Strike Bonus
February 24th, 2004You never know how much you really need something until it’s taken away, when you would give anything to have it back. This is the idea behind striking; if enough employees of the same industry just stop working for long enough society is disrupted enough that their demands are met. It doesn’t always work, but it can be very effective.

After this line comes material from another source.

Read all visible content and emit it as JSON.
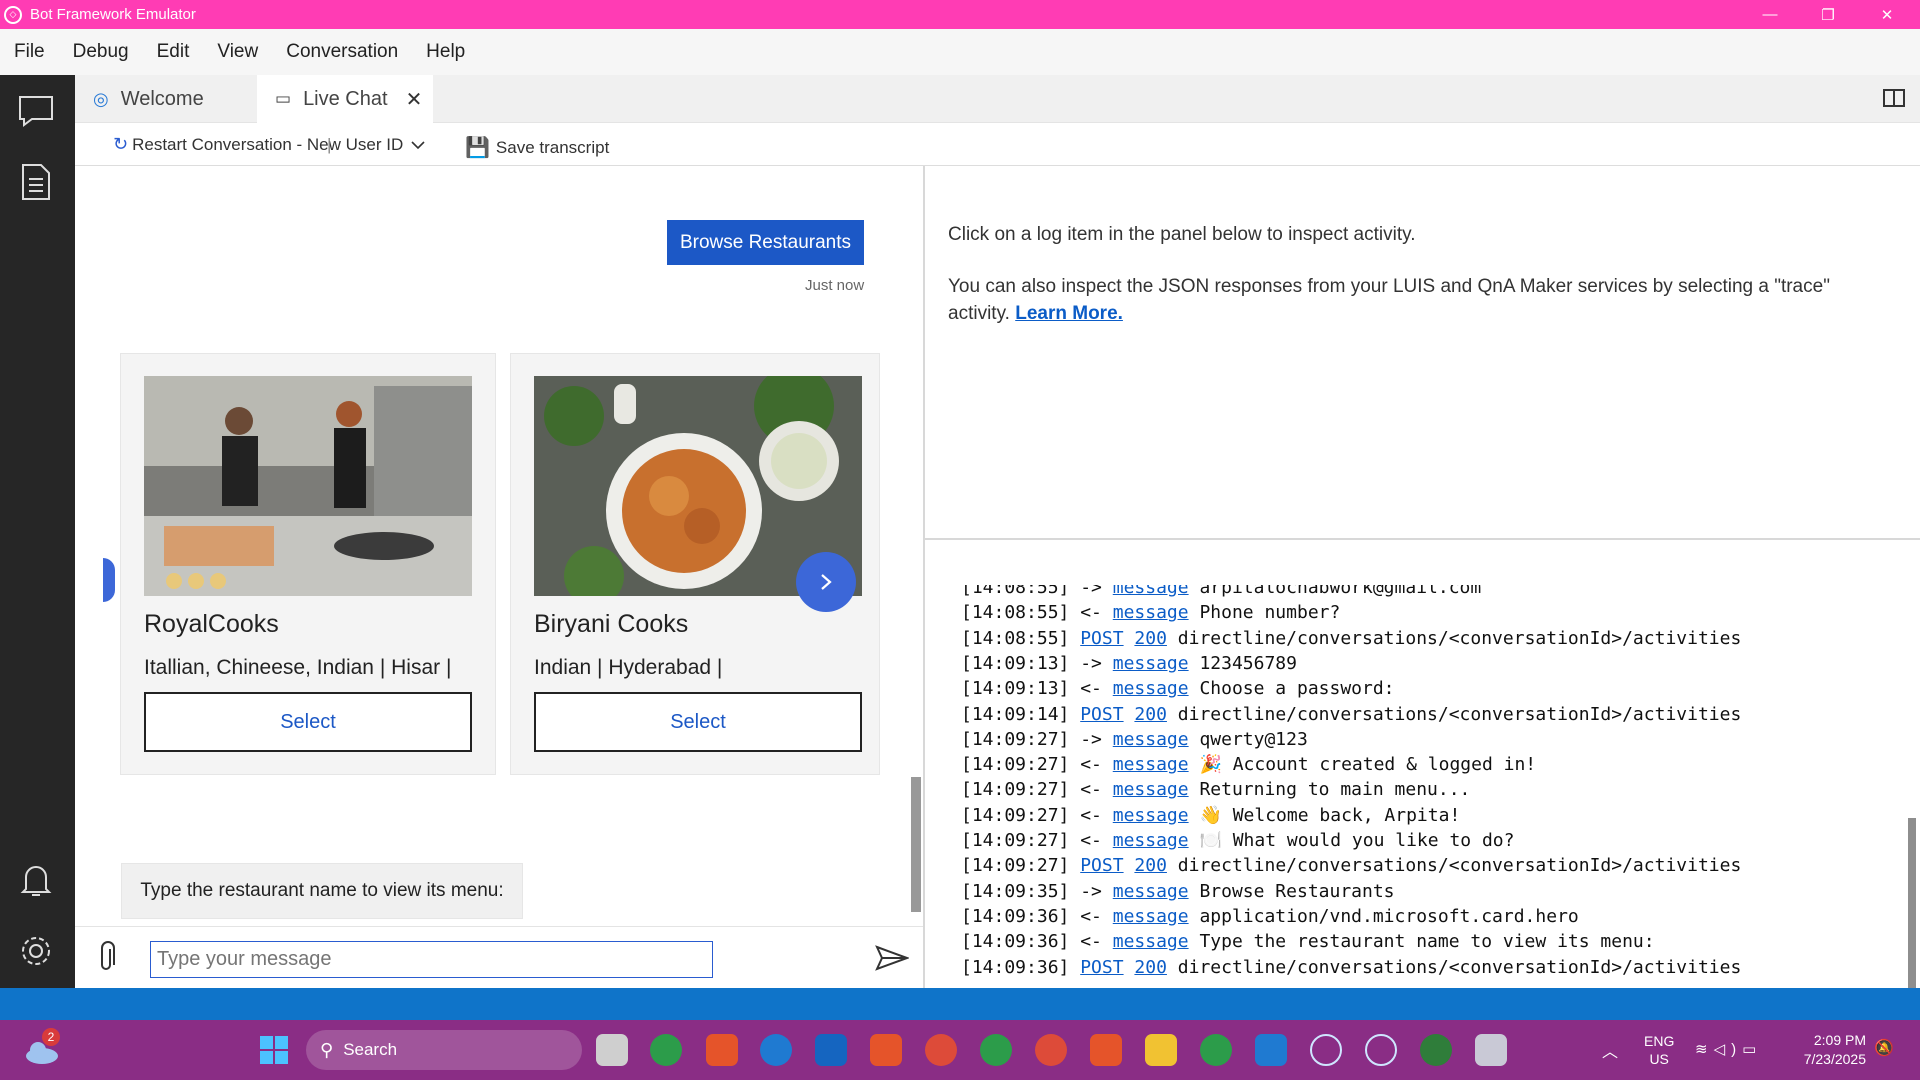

Today is Day One of the two day strike by the AUT, and tomorrow is the one-day strike by the NUS. The AUT is the union the lecturers belong to, and is campaigning for equal pay. The NUS is the student union and is a little miffed about fees. Unfortunately, neither strike will have any effect on anybody at all. I will use myself as an example here, simply because it will require minimal research on my part. As a member of the NUS, I am pressurised to skip university tomorrow. There are several small problems with this plan:
1. All students (in theory) have Wednesday afternoons off anyway.

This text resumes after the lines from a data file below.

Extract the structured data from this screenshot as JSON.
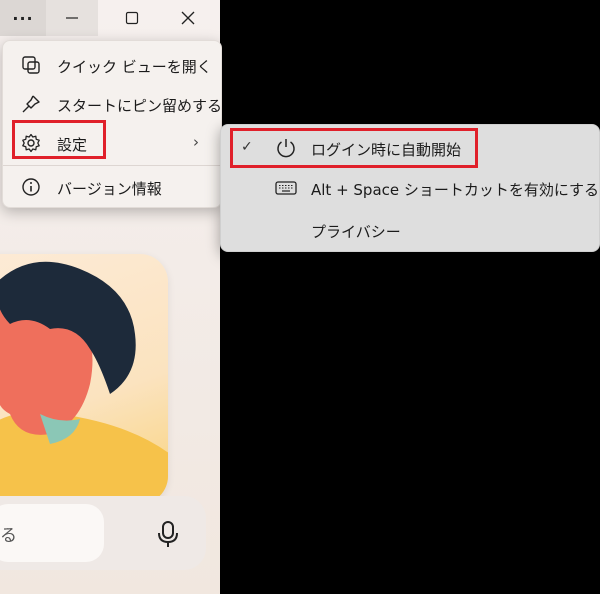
{
  "titlebar": {
    "more_label": "···",
    "minimize_label": "—",
    "maximize_label": "☐",
    "close_label": "✕"
  },
  "menu": {
    "items": [
      {
        "label": "クイック ビューを開く",
        "icon": "quick-view-icon"
      },
      {
        "label": "スタートにピン留めする",
        "icon": "pin-icon"
      },
      {
        "label": "設定",
        "icon": "gear-icon",
        "has_submenu": true
      },
      {
        "label": "バージョン情報",
        "icon": "info-icon"
      }
    ],
    "chevron": "›"
  },
  "submenu": {
    "items": [
      {
        "label": "ログイン時に自動開始",
        "icon": "power-icon",
        "checked": true,
        "check": "✓"
      },
      {
        "label": "Alt + Space ショートカットを有効にする",
        "icon": "keyboard-icon",
        "checked": false
      },
      {
        "label": "プライバシー",
        "icon": "",
        "checked": false
      }
    ]
  },
  "search": {
    "text": "る"
  },
  "colors": {
    "highlight_box": "#e0202a",
    "menu_bg": "#f5f1ee",
    "submenu_bg": "#dedede",
    "backdrop": "#000000"
  }
}
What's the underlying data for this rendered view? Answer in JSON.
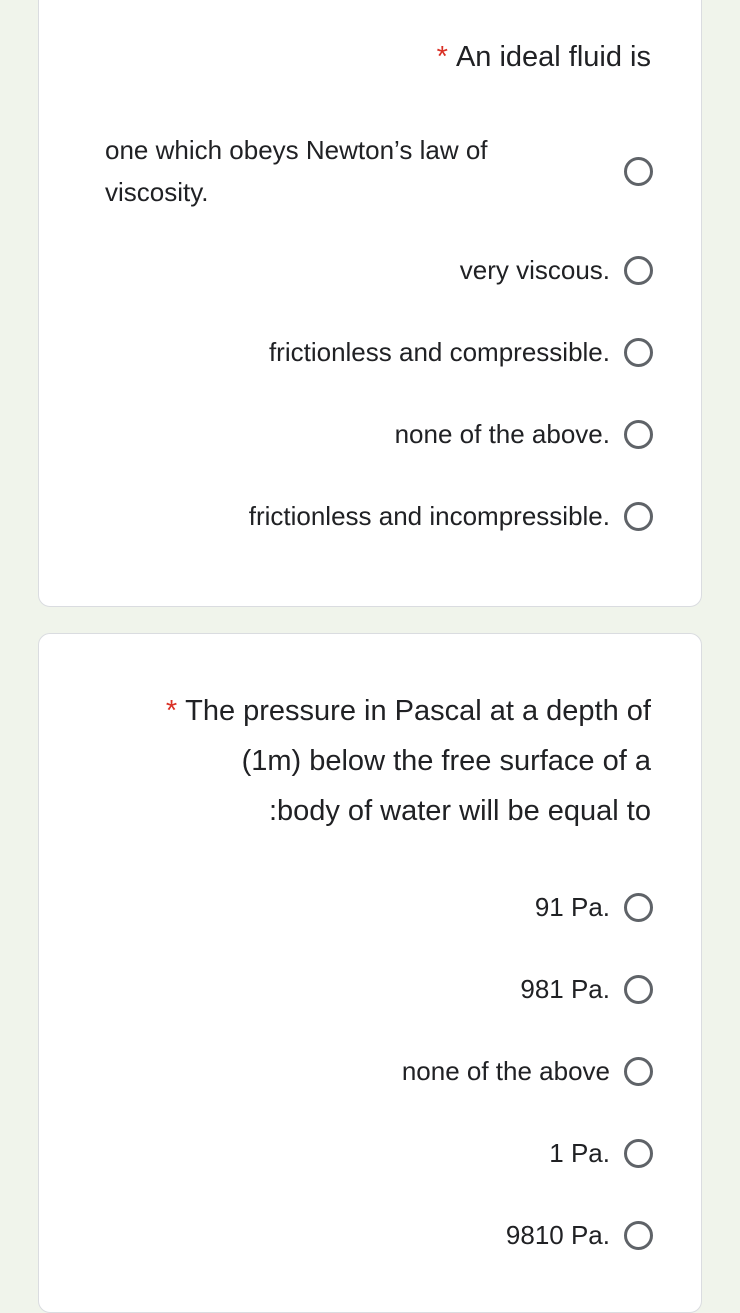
{
  "questions": [
    {
      "title": "An ideal fluid is",
      "required_mark": "*",
      "options": [
        {
          "label": "one which obeys Newton’s law of viscosity."
        },
        {
          "label": "very viscous."
        },
        {
          "label": "frictionless and compressible."
        },
        {
          "label": "none of the above."
        },
        {
          "label": "frictionless and incompressible."
        }
      ]
    },
    {
      "title_lines": [
        "The pressure in Pascal at a depth of",
        "(1m) below the free surface of a",
        ":body of water will be equal to"
      ],
      "required_mark": "*",
      "options": [
        {
          "label": "91 Pa."
        },
        {
          "label": "981 Pa."
        },
        {
          "label": "none of the above"
        },
        {
          "label": "1 Pa."
        },
        {
          "label": "9810 Pa."
        }
      ]
    }
  ],
  "colors": {
    "required": "#d93025",
    "radio_border": "#5f6368",
    "background": "#f0f4eb"
  }
}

2. I have the whole day off thanks to cunning module selection.
3. Most students routinely skip lectures anyway.
4. If the AUT is on strike there won’t be any lectures to skip.

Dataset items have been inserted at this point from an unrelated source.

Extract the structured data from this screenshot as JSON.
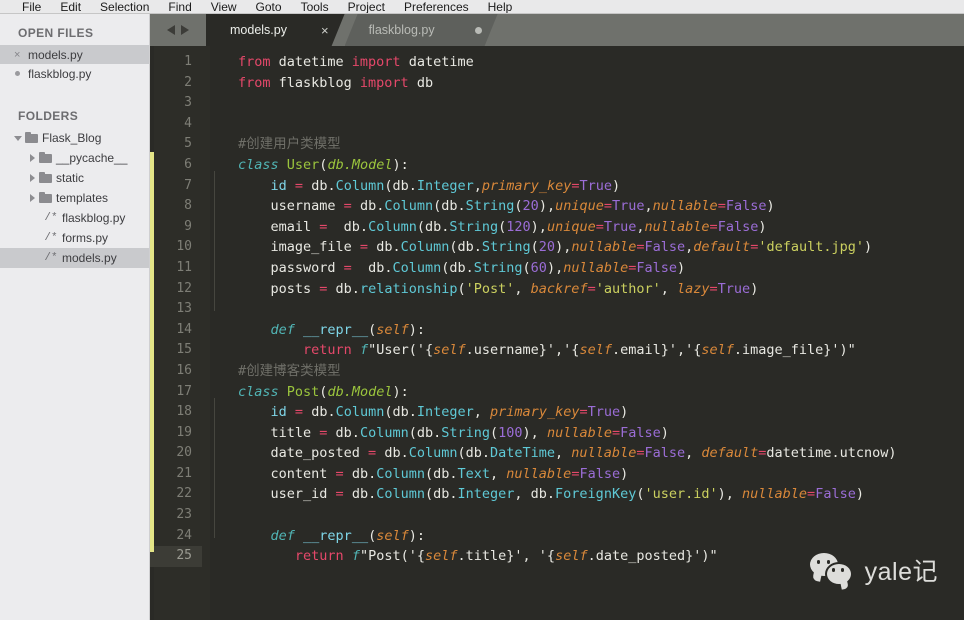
{
  "menubar": {
    "items": [
      "File",
      "Edit",
      "Selection",
      "Find",
      "View",
      "Goto",
      "Tools",
      "Project",
      "Preferences",
      "Help"
    ]
  },
  "sidebar": {
    "open_files": {
      "title": "OPEN FILES",
      "items": [
        {
          "label": "models.py",
          "mark": "×",
          "selected": true
        },
        {
          "label": "flaskblog.py",
          "mark": "dot",
          "selected": false
        }
      ]
    },
    "folders": {
      "title": "FOLDERS",
      "tree": [
        {
          "label": "Flask_Blog",
          "type": "folder",
          "arrow": "down",
          "indent": 0,
          "selected": false
        },
        {
          "label": "__pycache__",
          "type": "folder",
          "arrow": "right",
          "indent": 1,
          "selected": false
        },
        {
          "label": "static",
          "type": "folder",
          "arrow": "right",
          "indent": 1,
          "selected": false
        },
        {
          "label": "templates",
          "type": "folder",
          "arrow": "right",
          "indent": 1,
          "selected": false
        },
        {
          "label": "flaskblog.py",
          "type": "file",
          "icon": "/*",
          "indent": 2,
          "selected": false
        },
        {
          "label": "forms.py",
          "type": "file",
          "icon": "/*",
          "indent": 2,
          "selected": false
        },
        {
          "label": "models.py",
          "type": "file",
          "icon": "/*",
          "indent": 2,
          "selected": true
        }
      ]
    }
  },
  "tabs": [
    {
      "label": "models.py",
      "active": true,
      "close": "×"
    },
    {
      "label": "flaskblog.py",
      "active": false,
      "modified": true
    }
  ],
  "editor": {
    "current_line": 25,
    "line_numbers": [
      1,
      2,
      3,
      4,
      5,
      6,
      7,
      8,
      9,
      10,
      11,
      12,
      13,
      14,
      15,
      16,
      17,
      18,
      19,
      20,
      21,
      22,
      23,
      24,
      25
    ],
    "code_lines": [
      [
        {
          "t": "from",
          "c": "kw"
        },
        {
          "t": " datetime ",
          "c": "pl"
        },
        {
          "t": "import",
          "c": "kw"
        },
        {
          "t": " datetime",
          "c": "pl"
        }
      ],
      [
        {
          "t": "from",
          "c": "kw"
        },
        {
          "t": " flaskblog ",
          "c": "pl"
        },
        {
          "t": "import",
          "c": "kw"
        },
        {
          "t": " db",
          "c": "pl"
        }
      ],
      [],
      [],
      [
        {
          "t": "#创建用户类模型",
          "c": "cmt"
        }
      ],
      [
        {
          "t": "class",
          "c": "kw2"
        },
        {
          "t": " ",
          "c": "pl"
        },
        {
          "t": "User",
          "c": "cls"
        },
        {
          "t": "(",
          "c": "pl"
        },
        {
          "t": "db.Model",
          "c": "clsi"
        },
        {
          "t": "):",
          "c": "pl"
        }
      ],
      [
        {
          "t": "    ",
          "c": "pl"
        },
        {
          "t": "id",
          "c": "def"
        },
        {
          "t": " ",
          "c": "pl"
        },
        {
          "t": "=",
          "c": "op"
        },
        {
          "t": " db.",
          "c": "pl"
        },
        {
          "t": "Column",
          "c": "fn"
        },
        {
          "t": "(db.",
          "c": "pl"
        },
        {
          "t": "Integer",
          "c": "fn"
        },
        {
          "t": ",",
          "c": "pl"
        },
        {
          "t": "primary_key",
          "c": "param"
        },
        {
          "t": "=",
          "c": "op"
        },
        {
          "t": "True",
          "c": "bool"
        },
        {
          "t": ")",
          "c": "pl"
        }
      ],
      [
        {
          "t": "    username ",
          "c": "pl"
        },
        {
          "t": "=",
          "c": "op"
        },
        {
          "t": " db.",
          "c": "pl"
        },
        {
          "t": "Column",
          "c": "fn"
        },
        {
          "t": "(db.",
          "c": "pl"
        },
        {
          "t": "String",
          "c": "fn"
        },
        {
          "t": "(",
          "c": "pl"
        },
        {
          "t": "20",
          "c": "num"
        },
        {
          "t": "),",
          "c": "pl"
        },
        {
          "t": "unique",
          "c": "param"
        },
        {
          "t": "=",
          "c": "op"
        },
        {
          "t": "True",
          "c": "bool"
        },
        {
          "t": ",",
          "c": "pl"
        },
        {
          "t": "nullable",
          "c": "param"
        },
        {
          "t": "=",
          "c": "op"
        },
        {
          "t": "False",
          "c": "bool"
        },
        {
          "t": ")",
          "c": "pl"
        }
      ],
      [
        {
          "t": "    email ",
          "c": "pl"
        },
        {
          "t": "=",
          "c": "op"
        },
        {
          "t": "  db.",
          "c": "pl"
        },
        {
          "t": "Column",
          "c": "fn"
        },
        {
          "t": "(db.",
          "c": "pl"
        },
        {
          "t": "String",
          "c": "fn"
        },
        {
          "t": "(",
          "c": "pl"
        },
        {
          "t": "120",
          "c": "num"
        },
        {
          "t": "),",
          "c": "pl"
        },
        {
          "t": "unique",
          "c": "param"
        },
        {
          "t": "=",
          "c": "op"
        },
        {
          "t": "True",
          "c": "bool"
        },
        {
          "t": ",",
          "c": "pl"
        },
        {
          "t": "nullable",
          "c": "param"
        },
        {
          "t": "=",
          "c": "op"
        },
        {
          "t": "False",
          "c": "bool"
        },
        {
          "t": ")",
          "c": "pl"
        }
      ],
      [
        {
          "t": "    image_file ",
          "c": "pl"
        },
        {
          "t": "=",
          "c": "op"
        },
        {
          "t": " db.",
          "c": "pl"
        },
        {
          "t": "Column",
          "c": "fn"
        },
        {
          "t": "(db.",
          "c": "pl"
        },
        {
          "t": "String",
          "c": "fn"
        },
        {
          "t": "(",
          "c": "pl"
        },
        {
          "t": "20",
          "c": "num"
        },
        {
          "t": "),",
          "c": "pl"
        },
        {
          "t": "nullable",
          "c": "param"
        },
        {
          "t": "=",
          "c": "op"
        },
        {
          "t": "False",
          "c": "bool"
        },
        {
          "t": ",",
          "c": "pl"
        },
        {
          "t": "default",
          "c": "param"
        },
        {
          "t": "=",
          "c": "op"
        },
        {
          "t": "'default.jpg'",
          "c": "str"
        },
        {
          "t": ")",
          "c": "pl"
        }
      ],
      [
        {
          "t": "    password ",
          "c": "pl"
        },
        {
          "t": "=",
          "c": "op"
        },
        {
          "t": "  db.",
          "c": "pl"
        },
        {
          "t": "Column",
          "c": "fn"
        },
        {
          "t": "(db.",
          "c": "pl"
        },
        {
          "t": "String",
          "c": "fn"
        },
        {
          "t": "(",
          "c": "pl"
        },
        {
          "t": "60",
          "c": "num"
        },
        {
          "t": "),",
          "c": "pl"
        },
        {
          "t": "nullable",
          "c": "param"
        },
        {
          "t": "=",
          "c": "op"
        },
        {
          "t": "False",
          "c": "bool"
        },
        {
          "t": ")",
          "c": "pl"
        }
      ],
      [
        {
          "t": "    posts ",
          "c": "pl"
        },
        {
          "t": "=",
          "c": "op"
        },
        {
          "t": " db.",
          "c": "pl"
        },
        {
          "t": "relationship",
          "c": "fn"
        },
        {
          "t": "(",
          "c": "pl"
        },
        {
          "t": "'Post'",
          "c": "str"
        },
        {
          "t": ", ",
          "c": "pl"
        },
        {
          "t": "backref",
          "c": "param"
        },
        {
          "t": "=",
          "c": "op"
        },
        {
          "t": "'author'",
          "c": "str"
        },
        {
          "t": ", ",
          "c": "pl"
        },
        {
          "t": "lazy",
          "c": "param"
        },
        {
          "t": "=",
          "c": "op"
        },
        {
          "t": "True",
          "c": "bool"
        },
        {
          "t": ")",
          "c": "pl"
        }
      ],
      [],
      [
        {
          "t": "    ",
          "c": "pl"
        },
        {
          "t": "def",
          "c": "kw2"
        },
        {
          "t": " ",
          "c": "pl"
        },
        {
          "t": "__repr__",
          "c": "def"
        },
        {
          "t": "(",
          "c": "pl"
        },
        {
          "t": "self",
          "c": "param"
        },
        {
          "t": "):",
          "c": "pl"
        }
      ],
      [
        {
          "t": "        ",
          "c": "pl"
        },
        {
          "t": "return",
          "c": "kw"
        },
        {
          "t": " ",
          "c": "pl"
        },
        {
          "t": "f",
          "c": "fs"
        },
        {
          "t": "\"User('{",
          "c": "pl"
        },
        {
          "t": "self",
          "c": "param"
        },
        {
          "t": ".username}','{",
          "c": "pl"
        },
        {
          "t": "self",
          "c": "param"
        },
        {
          "t": ".email}','{",
          "c": "pl"
        },
        {
          "t": "self",
          "c": "param"
        },
        {
          "t": ".image_file}')\"",
          "c": "pl"
        }
      ],
      [
        {
          "t": "#创建博客类模型",
          "c": "cmt"
        }
      ],
      [
        {
          "t": "class",
          "c": "kw2"
        },
        {
          "t": " ",
          "c": "pl"
        },
        {
          "t": "Post",
          "c": "cls"
        },
        {
          "t": "(",
          "c": "pl"
        },
        {
          "t": "db.Model",
          "c": "clsi"
        },
        {
          "t": "):",
          "c": "pl"
        }
      ],
      [
        {
          "t": "    ",
          "c": "pl"
        },
        {
          "t": "id",
          "c": "def"
        },
        {
          "t": " ",
          "c": "pl"
        },
        {
          "t": "=",
          "c": "op"
        },
        {
          "t": " db.",
          "c": "pl"
        },
        {
          "t": "Column",
          "c": "fn"
        },
        {
          "t": "(db.",
          "c": "pl"
        },
        {
          "t": "Integer",
          "c": "fn"
        },
        {
          "t": ", ",
          "c": "pl"
        },
        {
          "t": "primary_key",
          "c": "param"
        },
        {
          "t": "=",
          "c": "op"
        },
        {
          "t": "True",
          "c": "bool"
        },
        {
          "t": ")",
          "c": "pl"
        }
      ],
      [
        {
          "t": "    title ",
          "c": "pl"
        },
        {
          "t": "=",
          "c": "op"
        },
        {
          "t": " db.",
          "c": "pl"
        },
        {
          "t": "Column",
          "c": "fn"
        },
        {
          "t": "(db.",
          "c": "pl"
        },
        {
          "t": "String",
          "c": "fn"
        },
        {
          "t": "(",
          "c": "pl"
        },
        {
          "t": "100",
          "c": "num"
        },
        {
          "t": "), ",
          "c": "pl"
        },
        {
          "t": "nullable",
          "c": "param"
        },
        {
          "t": "=",
          "c": "op"
        },
        {
          "t": "False",
          "c": "bool"
        },
        {
          "t": ")",
          "c": "pl"
        }
      ],
      [
        {
          "t": "    date_posted ",
          "c": "pl"
        },
        {
          "t": "=",
          "c": "op"
        },
        {
          "t": " db.",
          "c": "pl"
        },
        {
          "t": "Column",
          "c": "fn"
        },
        {
          "t": "(db.",
          "c": "pl"
        },
        {
          "t": "DateTime",
          "c": "fn"
        },
        {
          "t": ", ",
          "c": "pl"
        },
        {
          "t": "nullable",
          "c": "param"
        },
        {
          "t": "=",
          "c": "op"
        },
        {
          "t": "False",
          "c": "bool"
        },
        {
          "t": ", ",
          "c": "pl"
        },
        {
          "t": "default",
          "c": "param"
        },
        {
          "t": "=",
          "c": "op"
        },
        {
          "t": "datetime.utcnow",
          "c": "pl"
        },
        {
          "t": ")",
          "c": "pl"
        }
      ],
      [
        {
          "t": "    content ",
          "c": "pl"
        },
        {
          "t": "=",
          "c": "op"
        },
        {
          "t": " db.",
          "c": "pl"
        },
        {
          "t": "Column",
          "c": "fn"
        },
        {
          "t": "(db.",
          "c": "pl"
        },
        {
          "t": "Text",
          "c": "fn"
        },
        {
          "t": ", ",
          "c": "pl"
        },
        {
          "t": "nullable",
          "c": "param"
        },
        {
          "t": "=",
          "c": "op"
        },
        {
          "t": "False",
          "c": "bool"
        },
        {
          "t": ")",
          "c": "pl"
        }
      ],
      [
        {
          "t": "    user_id ",
          "c": "pl"
        },
        {
          "t": "=",
          "c": "op"
        },
        {
          "t": " db.",
          "c": "pl"
        },
        {
          "t": "Column",
          "c": "fn"
        },
        {
          "t": "(db.",
          "c": "pl"
        },
        {
          "t": "Integer",
          "c": "fn"
        },
        {
          "t": ", db.",
          "c": "pl"
        },
        {
          "t": "ForeignKey",
          "c": "fn"
        },
        {
          "t": "(",
          "c": "pl"
        },
        {
          "t": "'user.id'",
          "c": "str"
        },
        {
          "t": "), ",
          "c": "pl"
        },
        {
          "t": "nullable",
          "c": "param"
        },
        {
          "t": "=",
          "c": "op"
        },
        {
          "t": "False",
          "c": "bool"
        },
        {
          "t": ")",
          "c": "pl"
        }
      ],
      [],
      [
        {
          "t": "    ",
          "c": "pl"
        },
        {
          "t": "def",
          "c": "kw2"
        },
        {
          "t": " ",
          "c": "pl"
        },
        {
          "t": "__repr__",
          "c": "def"
        },
        {
          "t": "(",
          "c": "pl"
        },
        {
          "t": "self",
          "c": "param"
        },
        {
          "t": "):",
          "c": "pl"
        }
      ],
      [
        {
          "t": "       ",
          "c": "pl"
        },
        {
          "t": "return",
          "c": "kw"
        },
        {
          "t": " ",
          "c": "pl"
        },
        {
          "t": "f",
          "c": "fs"
        },
        {
          "t": "\"Post('{",
          "c": "pl"
        },
        {
          "t": "self",
          "c": "param"
        },
        {
          "t": ".title}', '{",
          "c": "pl"
        },
        {
          "t": "self",
          "c": "param"
        },
        {
          "t": ".date_posted}')\"",
          "c": "pl"
        }
      ]
    ]
  },
  "watermark": {
    "text": "yale记",
    "logo": "wechat-logo"
  },
  "colors": {
    "editor_bg": "#2a2a26",
    "gutter_bg": "#2d2d28",
    "sidebar_bg": "#ececee",
    "tabbar_bg": "#6f716c",
    "accent_yellow": "#e4e587",
    "keyword": "#e5486a",
    "string": "#cbd05f",
    "number": "#9b6dd6",
    "param": "#d9883a",
    "function": "#5fc9d6",
    "classname": "#9bc53d",
    "comment": "#6f6f68"
  }
}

5. Students have no power.
Students do not provide a useful service to society until they graduate and get real jobs, at which point nobody will notice that they all took a day off a few years ago. Therefore, striking will not effect anyone. In our department, the students who strike will still have to do the work, they’ll just do it later. That won’t inconvenience anybody except the students.
Similar problems affect the AUT’s proposed strike:
1. There are (in theory) no lectures on Wednesday afternoons anyway.
2. Most students routinely skip lectures anyway.
3. If the NUS is on strike there won’t be any students to lecture in any case.
4. You will only inconvenience students, and students have no power.
In my specific case I have only three lectures on a Tuesday. Two of them are given by the highest paid lecturer in the department, so the chances they would be cancelled in favour of an equal pay campaign were never very high. The last one is Physics in Review, which is a waste of time anyway and only generally has three students turn up. And they were glad it was cancelled.